The FTC’s proposed rule would prohibit certain misrepresentations, require certain disclosures, prohibit certain “additions” and require more extensive record keeping. First, among a host of potential misrepresentations, the proposed rule includes prohibiting misrepresentation of vehicle costs; terms of purchase, financing or lease; and the availability of vehicles at an advertised price.
Second, the proposed rule requires dealers to disclose the offer price clearly and prominently in any advertising or communication with a customer. Dealers must also disclose optional “additional” products or services online and indicate if an add-on is not required for purchase.
Third, the proposed rule prohibits dealers from charging surcharges that provide no benefit, are not disclosed, or are not selected. These include add-on products such as nitrogen filled tires or duplicate warranty coverage. Add-ons must be itemized and a dealer cannot charge for them without express informed consent.
Finally, the proposed rule requires dealers to retain copies of all materially different marketing materials, purchase orders and consumer complaints.

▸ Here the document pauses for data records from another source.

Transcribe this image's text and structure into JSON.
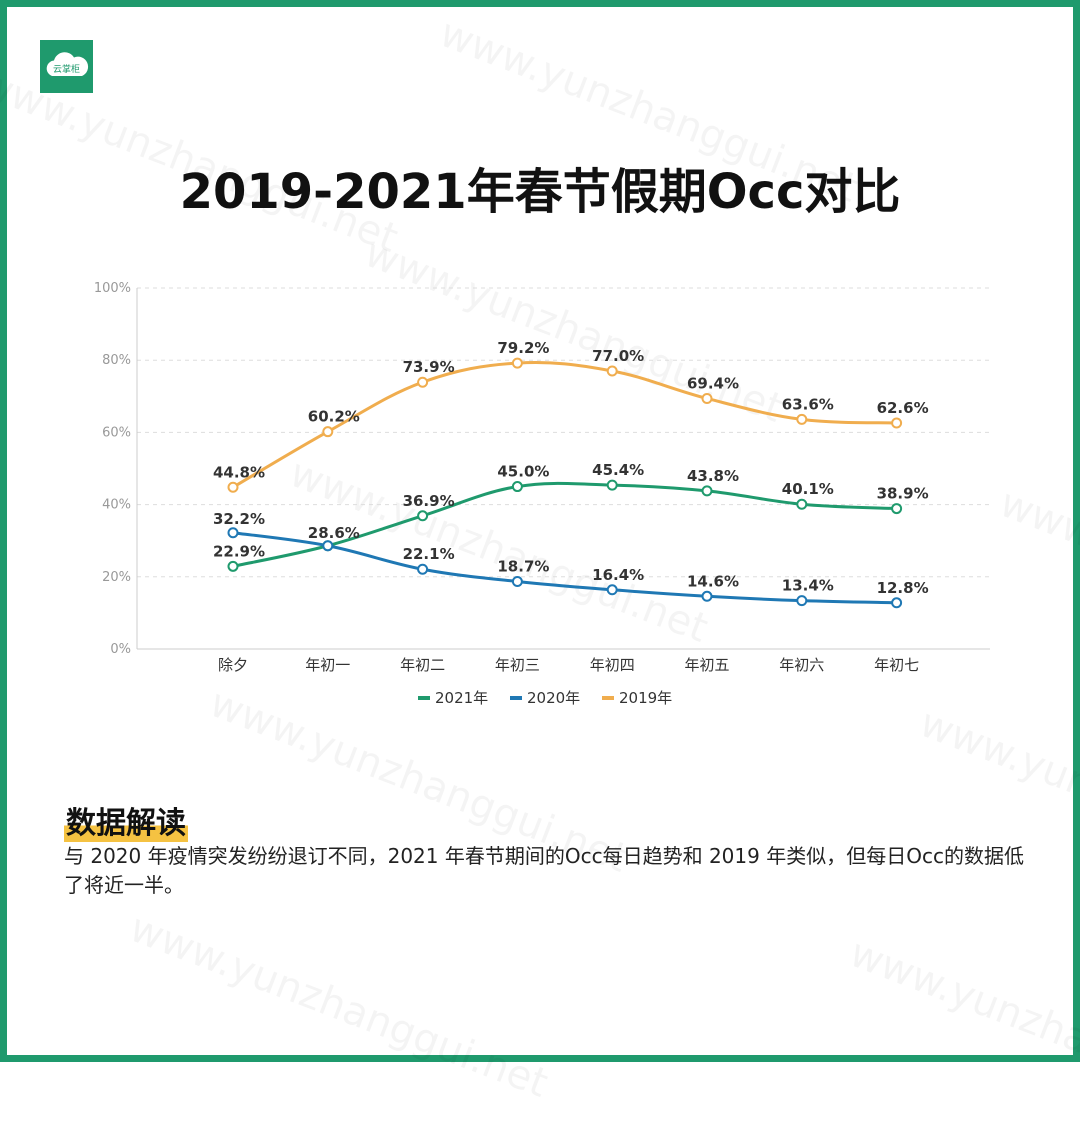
{
  "logo": {
    "text": "云掌柜"
  },
  "title": "2019-2021年春节假期Occ对比",
  "watermark": "www.yunzhanggui.net",
  "chart_data": {
    "type": "line",
    "categories": [
      "除夕",
      "年初一",
      "年初二",
      "年初三",
      "年初四",
      "年初五",
      "年初六",
      "年初七"
    ],
    "ylim": [
      0,
      100
    ],
    "yticks": [
      "0%",
      "20%",
      "40%",
      "60%",
      "80%",
      "100%"
    ],
    "grid": true,
    "legend_position": "bottom",
    "series": [
      {
        "name": "2021年",
        "color": "#1f9a6d",
        "values": [
          22.9,
          28.6,
          36.9,
          45.0,
          45.4,
          43.8,
          40.1,
          38.9
        ],
        "labels": [
          "22.9%",
          "28.6%",
          "36.9%",
          "45.0%",
          "45.4%",
          "43.8%",
          "40.1%",
          "38.9%"
        ]
      },
      {
        "name": "2020年",
        "color": "#1f78b4",
        "values": [
          32.2,
          28.6,
          22.1,
          18.7,
          16.4,
          14.6,
          13.4,
          12.8
        ],
        "labels": [
          "32.2%",
          "",
          "22.1%",
          "18.7%",
          "16.4%",
          "14.6%",
          "13.4%",
          "12.8%"
        ]
      },
      {
        "name": "2019年",
        "color": "#f0ad4e",
        "values": [
          44.8,
          60.2,
          73.9,
          79.2,
          77.0,
          69.4,
          63.6,
          62.6
        ],
        "labels": [
          "44.8%",
          "60.2%",
          "73.9%",
          "79.2%",
          "77.0%",
          "69.4%",
          "63.6%",
          "62.6%"
        ]
      }
    ]
  },
  "analysis": {
    "heading": "数据解读",
    "text": "与 2020 年疫情突发纷纷退订不同，2021 年春节期间的Occ每日趋势和 2019 年类似，但每日Occ的数据低了将近一半。"
  }
}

The NPR triggers a 60-day period during which the FTC invites public comment on the proposed measures. The FTC specifically seeks comments on the substantive scope of the proposed rule, including its definitions and any cost benefits for the proposed rule.
Commissioners Khan, Phillips, Slaughter and Bedoya tout this rule-making process as building on decades of studying auto sales and financing, allowing the FTC to sue for sanctions civil and consumer remedies. Conversely, Commissioner Wilson opposed rulemaking, saying the proposed rule may not be tailored enough to avoid unintended negative consequences. Commissioner Wilson points to the cumbersome rule-making process and regulatory framework that has historically led to failure to keep up with technology, markets and industry. This is consistent with Commissioner Wilson’s past warning about abuse of the rule-making process.
Because the FTC is proceeding under Section 553 of the Administrative Procedure Act (APA), it need not demonstrate the prevalence of the conduct as it would under Section 18 of the FTC law (“Mag-Moss Rulemaking”) or follow other heavy duty Mag-Moss Procedures.
The timing of the FTC’s announcement was ironic, because a week later the Supreme Court struck down another agency’s extensive regulatory scheme. In West Virginia vs. EPA, by a vote of 6 to 3, the Supreme Court ruled that the EPA exceeded its authority of Congress under Section 7411 of the Clean Air Act when it designed emissions caps in the Clean Power Plan. The Court found that the EPA’s approach violated the “major issues” doctrine – that is, Congress must expressly authorize “decisions of great economic and political significance[,]” and broad regulatory power will not simply be inferred. What this ruling means for most of the FTC’s regulatory plans remains to be seen, but enemies of FTC regulation are no doubt heartened by the Supreme Court’s decision.